What I’m finding particularly interesting is how shocking it all is. How surprising it is to see someone get up and break the planned framework and interject something else, however self serving and asinine. It surprises me that the American public finds this so novel.We live in a culture of all kinds of constant interruptions. From commercial television to pop-up ads on the internet, the culture of interruption is pervasive in our lives. From stop lights to panhandlers to our telephones, our lives are filled with things that break up our intended patterns. So why is it so surprising when Kanye West does it?Well, for one thing, the sheer rudeness of the way he interrupts and the inappropriateness of the comment at that particular time, but I think also that a single person not only can get up and take the entire scene hostage, but that he thinks he can and basically gets away with it. I think that’s the main thing we react to. That’s what we don’t like.But, I think that, as artists, we all need to be a little bit more like Kayne West, or at least our pieces do.

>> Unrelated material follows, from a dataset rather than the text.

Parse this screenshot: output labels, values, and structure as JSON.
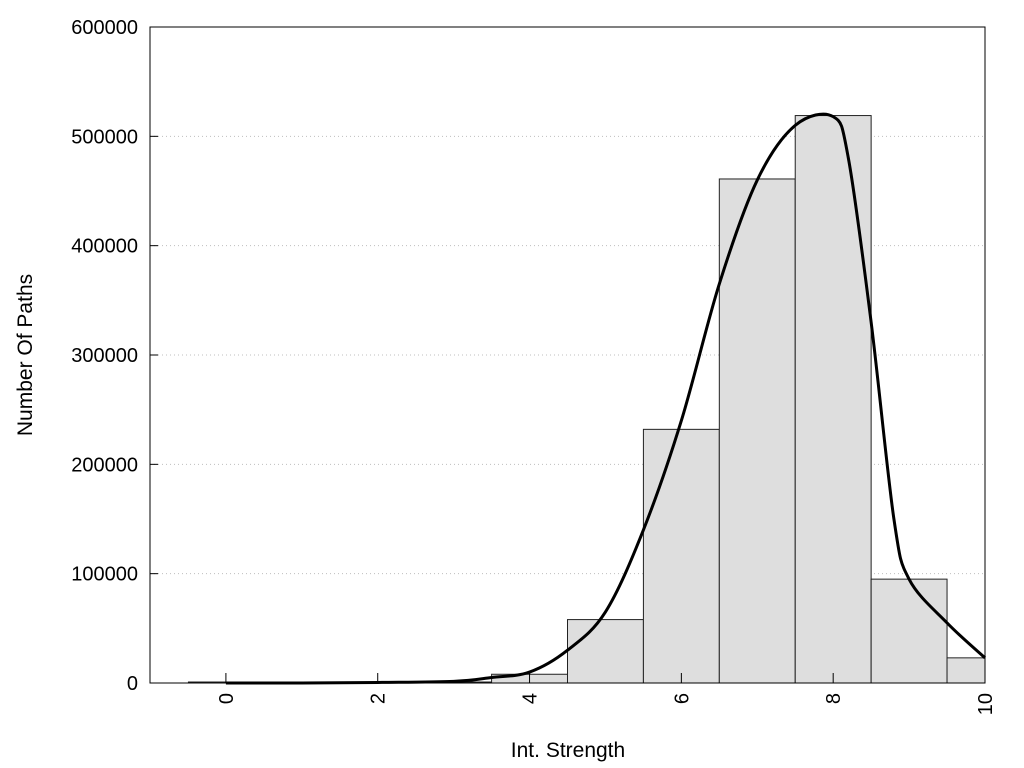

I’m not saying we should go around being rude to fellow artists, interrupting them when it is their moment to shine. I think the opposite, that we need to behave with the greatest reverence to our fellow artists… even the ones we don’t really like. Especially the ones we don’t really like.
But every piece of art needs to be thought of as just the same, jarring interruption to daily life that Kayne West was to Taylor Swift. A painting on a wall needs to interrupt that wall and stop you in your tracks to present you with an augmentation to your reality that you’ll carry away with you. “I see you’re enjoying that wall paper. I’m happy for you and Imma let you finish, but Elvis was the greatest gunslinger OF ALL TIME!”
Sculptures should shake your attention away from the surroundings and freeze your thoughts into a focused contemplation of form. “I see you’re looking at the columns and tiles in this courtyard, and Imma let you finish, but The Thinker had the best Thoughtful Pose OF ALL TIME!”
Ok, so maybe the analogy is not perfect, but the idea is that every piece of art should arrest you, stop you rocking in your sneaks and break, even just for a moment, the pattern of your day. If we start with that aim and cling to it throught the creation process until the finished piece not only arrests other viewers, but us, the creators, well, I think we might have something worth contemplating as art.
Art interrupts our lives, our patterns in ways we must be grateful for, because it makes us look at everything else just a little differently afterward. We don’t have to be like Kanye West, but our art should be just as outrageously brave and audacious and hubris in interrupting the daily patterns of life.